Hire who? What? Pass the spinach

By David Graulich

When business schools teach case studies about family business, a favorite technique is to create a scenario at the family dinner table. Unlike managers of other businesses, who have their big meetings over lunch, there seems to be something dramatic about a family discussing sensitive business matters at dinner.

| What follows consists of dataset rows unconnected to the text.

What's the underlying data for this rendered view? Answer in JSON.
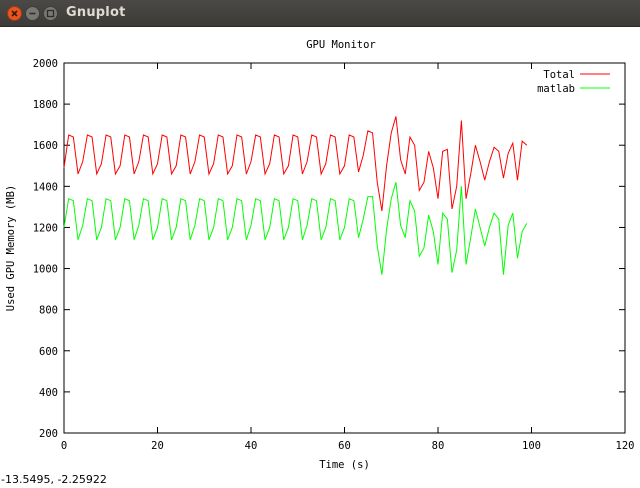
{
  "window": {
    "title": "Gnuplot"
  },
  "status": {
    "coords": "-13.5495, -2.25922"
  },
  "chart_data": {
    "type": "line",
    "title": "GPU Monitor",
    "xlabel": "Time (s)",
    "ylabel": "Used GPU Memory (MB)",
    "xlim": [
      0,
      120
    ],
    "ylim": [
      200,
      2000
    ],
    "xticks": [
      0,
      20,
      40,
      60,
      80,
      100,
      120
    ],
    "yticks": [
      200,
      400,
      600,
      800,
      1000,
      1200,
      1400,
      1600,
      1800,
      2000
    ],
    "grid": false,
    "legend": "top-right",
    "series": [
      {
        "name": "Total",
        "color": "#ff0000",
        "x": [
          0,
          1,
          2,
          3,
          4,
          5,
          6,
          7,
          8,
          9,
          10,
          11,
          12,
          13,
          14,
          15,
          16,
          17,
          18,
          19,
          20,
          21,
          22,
          23,
          24,
          25,
          26,
          27,
          28,
          29,
          30,
          31,
          32,
          33,
          34,
          35,
          36,
          37,
          38,
          39,
          40,
          41,
          42,
          43,
          44,
          45,
          46,
          47,
          48,
          49,
          50,
          51,
          52,
          53,
          54,
          55,
          56,
          57,
          58,
          59,
          60,
          61,
          62,
          63,
          64,
          65,
          66,
          67,
          68,
          69,
          70,
          71,
          72,
          73,
          74,
          75,
          76,
          77,
          78,
          79,
          80,
          81,
          82,
          83,
          84,
          85,
          86,
          87,
          88,
          89,
          90,
          91,
          92,
          93,
          94,
          95,
          96,
          97,
          98,
          99
        ],
        "values": [
          1490,
          1650,
          1640,
          1460,
          1520,
          1650,
          1640,
          1460,
          1510,
          1650,
          1640,
          1460,
          1500,
          1650,
          1640,
          1460,
          1520,
          1650,
          1640,
          1460,
          1510,
          1650,
          1640,
          1460,
          1500,
          1650,
          1640,
          1460,
          1520,
          1650,
          1640,
          1460,
          1510,
          1650,
          1640,
          1460,
          1500,
          1650,
          1640,
          1460,
          1520,
          1650,
          1640,
          1460,
          1510,
          1650,
          1640,
          1460,
          1500,
          1650,
          1640,
          1460,
          1520,
          1650,
          1640,
          1460,
          1510,
          1650,
          1640,
          1460,
          1500,
          1650,
          1640,
          1470,
          1550,
          1670,
          1660,
          1420,
          1280,
          1500,
          1660,
          1740,
          1530,
          1460,
          1640,
          1600,
          1380,
          1420,
          1570,
          1490,
          1340,
          1570,
          1580,
          1290,
          1400,
          1720,
          1340,
          1460,
          1600,
          1520,
          1430,
          1520,
          1590,
          1570,
          1440,
          1560,
          1610,
          1430,
          1620,
          1600
        ]
      },
      {
        "name": "matlab",
        "color": "#00ff00",
        "x": [
          0,
          1,
          2,
          3,
          4,
          5,
          6,
          7,
          8,
          9,
          10,
          11,
          12,
          13,
          14,
          15,
          16,
          17,
          18,
          19,
          20,
          21,
          22,
          23,
          24,
          25,
          26,
          27,
          28,
          29,
          30,
          31,
          32,
          33,
          34,
          35,
          36,
          37,
          38,
          39,
          40,
          41,
          42,
          43,
          44,
          45,
          46,
          47,
          48,
          49,
          50,
          51,
          52,
          53,
          54,
          55,
          56,
          57,
          58,
          59,
          60,
          61,
          62,
          63,
          64,
          65,
          66,
          67,
          68,
          69,
          70,
          71,
          72,
          73,
          74,
          75,
          76,
          77,
          78,
          79,
          80,
          81,
          82,
          83,
          84,
          85,
          86,
          87,
          88,
          89,
          90,
          91,
          92,
          93,
          94,
          95,
          96,
          97,
          98,
          99
        ],
        "values": [
          1200,
          1340,
          1330,
          1140,
          1210,
          1340,
          1330,
          1140,
          1200,
          1340,
          1330,
          1140,
          1200,
          1340,
          1330,
          1140,
          1210,
          1340,
          1330,
          1140,
          1200,
          1340,
          1330,
          1140,
          1200,
          1340,
          1330,
          1140,
          1210,
          1340,
          1330,
          1140,
          1200,
          1340,
          1330,
          1140,
          1200,
          1340,
          1330,
          1140,
          1210,
          1340,
          1330,
          1140,
          1200,
          1340,
          1330,
          1140,
          1200,
          1340,
          1330,
          1140,
          1210,
          1340,
          1330,
          1140,
          1200,
          1340,
          1330,
          1140,
          1200,
          1340,
          1330,
          1150,
          1240,
          1350,
          1350,
          1110,
          970,
          1190,
          1340,
          1420,
          1210,
          1150,
          1330,
          1280,
          1060,
          1100,
          1260,
          1180,
          1020,
          1270,
          1240,
          980,
          1090,
          1400,
          1020,
          1150,
          1290,
          1200,
          1110,
          1200,
          1270,
          1240,
          970,
          1210,
          1270,
          1050,
          1180,
          1220
        ]
      }
    ]
  }
}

Typical of this genre is a recent article in the Harvard Business Review that presents, for our edification, the fictional Ballisarian family. They own Ballisarian Beef, a wholesale meat business in Cbicago. Jeanette Ballisarian, matriarch, is seated at the dinner table with her two children, 40-year-old Katherine ("an independent, cheerful divorced) and mid-thirtyish Gregory, who is "slightly balding but athletic" (a mix of adjectives that will puzzle old YA Tittle fans). Having finished dinner, the three are ready to argue about whether the stalwart but aging father, Paul (who's off in Omaha on a mysterious mission), will be succeeded as CEO by Gregory, the slightly hairless heir, or by an ambitious nonfamily executive, Mike Post, who's been second-in-command for 20 years. Katherine puts down her coffee and the debate ensues.

No doubt a reader can draw profound insights from this case study. And the Review authors probably didn't intend their playlet to compete with A Long Day's Journey Into Night. Still, in the interests of authenticity and theatrical punch, there are certain subtle details of family life that should have been included.

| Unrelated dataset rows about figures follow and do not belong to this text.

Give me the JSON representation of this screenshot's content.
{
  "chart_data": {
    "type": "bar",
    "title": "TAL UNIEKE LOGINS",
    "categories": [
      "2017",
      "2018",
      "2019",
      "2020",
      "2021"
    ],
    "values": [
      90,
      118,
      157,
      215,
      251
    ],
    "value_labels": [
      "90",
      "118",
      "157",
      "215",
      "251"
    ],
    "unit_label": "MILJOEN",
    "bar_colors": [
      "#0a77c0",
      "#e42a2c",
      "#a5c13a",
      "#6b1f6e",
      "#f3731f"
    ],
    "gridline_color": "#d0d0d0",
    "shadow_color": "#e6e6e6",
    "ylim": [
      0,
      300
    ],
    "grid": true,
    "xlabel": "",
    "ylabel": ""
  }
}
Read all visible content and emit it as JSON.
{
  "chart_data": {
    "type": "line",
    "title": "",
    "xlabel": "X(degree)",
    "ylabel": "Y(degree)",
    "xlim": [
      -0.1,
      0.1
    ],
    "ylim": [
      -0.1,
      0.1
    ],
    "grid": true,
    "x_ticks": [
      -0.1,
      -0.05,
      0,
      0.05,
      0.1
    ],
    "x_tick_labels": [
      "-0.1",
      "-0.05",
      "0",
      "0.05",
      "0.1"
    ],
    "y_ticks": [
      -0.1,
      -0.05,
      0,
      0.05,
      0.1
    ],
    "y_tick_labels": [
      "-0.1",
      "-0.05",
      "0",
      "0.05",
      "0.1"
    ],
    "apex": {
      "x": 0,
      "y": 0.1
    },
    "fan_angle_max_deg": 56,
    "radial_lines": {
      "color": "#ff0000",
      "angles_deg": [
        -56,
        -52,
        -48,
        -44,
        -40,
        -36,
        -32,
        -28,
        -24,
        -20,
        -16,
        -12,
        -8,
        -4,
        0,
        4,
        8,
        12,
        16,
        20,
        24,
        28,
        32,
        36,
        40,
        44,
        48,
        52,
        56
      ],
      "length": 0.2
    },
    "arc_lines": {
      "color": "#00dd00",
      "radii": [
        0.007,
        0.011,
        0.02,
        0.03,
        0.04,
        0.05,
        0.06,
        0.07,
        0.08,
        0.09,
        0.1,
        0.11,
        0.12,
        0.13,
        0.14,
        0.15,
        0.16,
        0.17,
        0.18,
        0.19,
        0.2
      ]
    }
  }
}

For starters, the Ballisarians speak in complete sentences while sitting at the dinner table. There are no interruptions for telephone calls, vegetables boiling over on the stove, newspaper delivery boys, people going to the bathroom, or small children. For that matter, little kids are invisible, implying that they are either sequestered in a back room, or else off in Omaha with Grandpa Paul. If this were real life, of course, Gregory's intense analysis of profit-sharing plans would be halted in mid-sentence while he admonished his three-year-old not to drop peas into the root beer.

Secondly, all the Ballisarians seem to be discussing the same topic — namely, who will be the next CEO. This is too linear. In my experience, every person in a family dinner conversation is busily discussing a different topic, in the belief that this is the subject everyone else is talking about too. The effect is that of a dozen strands of subject matter flying around the table simultaneously, without even touching.

Finally, this drama needs a denouement. It ends with the Ballisarian family unable to resolve its differences, and five offstage, real-life advisors begin offering counsel and warning in the manner of a Greek chorus. One consultant tells Paul, "You must face the anguish you feel and talk it over with a psychologist who can help you explore your feelings about the company" (this person, not surprisingly, is a psychologist). Another advisor calls the situation "a tragic drama that has been reinacted thousands of times since before the Babylonian camel traders built their city into a commercial center."

Psychologists? Camels? Forget it. Here's a more satisfying conclusion: a surprise entrance by Paul, who announces that he's just closed a deal in Omaha with a huge new customer who will make Ballisarian Beef more successful than ever. Far from planning to retire, Paul says he feels rejuvenated and plans to stay on, and he advises his children to stop bickering and get to work. Then he and Jeanette break out the Dom Perignon and celebrate as the curtain falls. Now come on, Harvard — why didn't you guys think of that?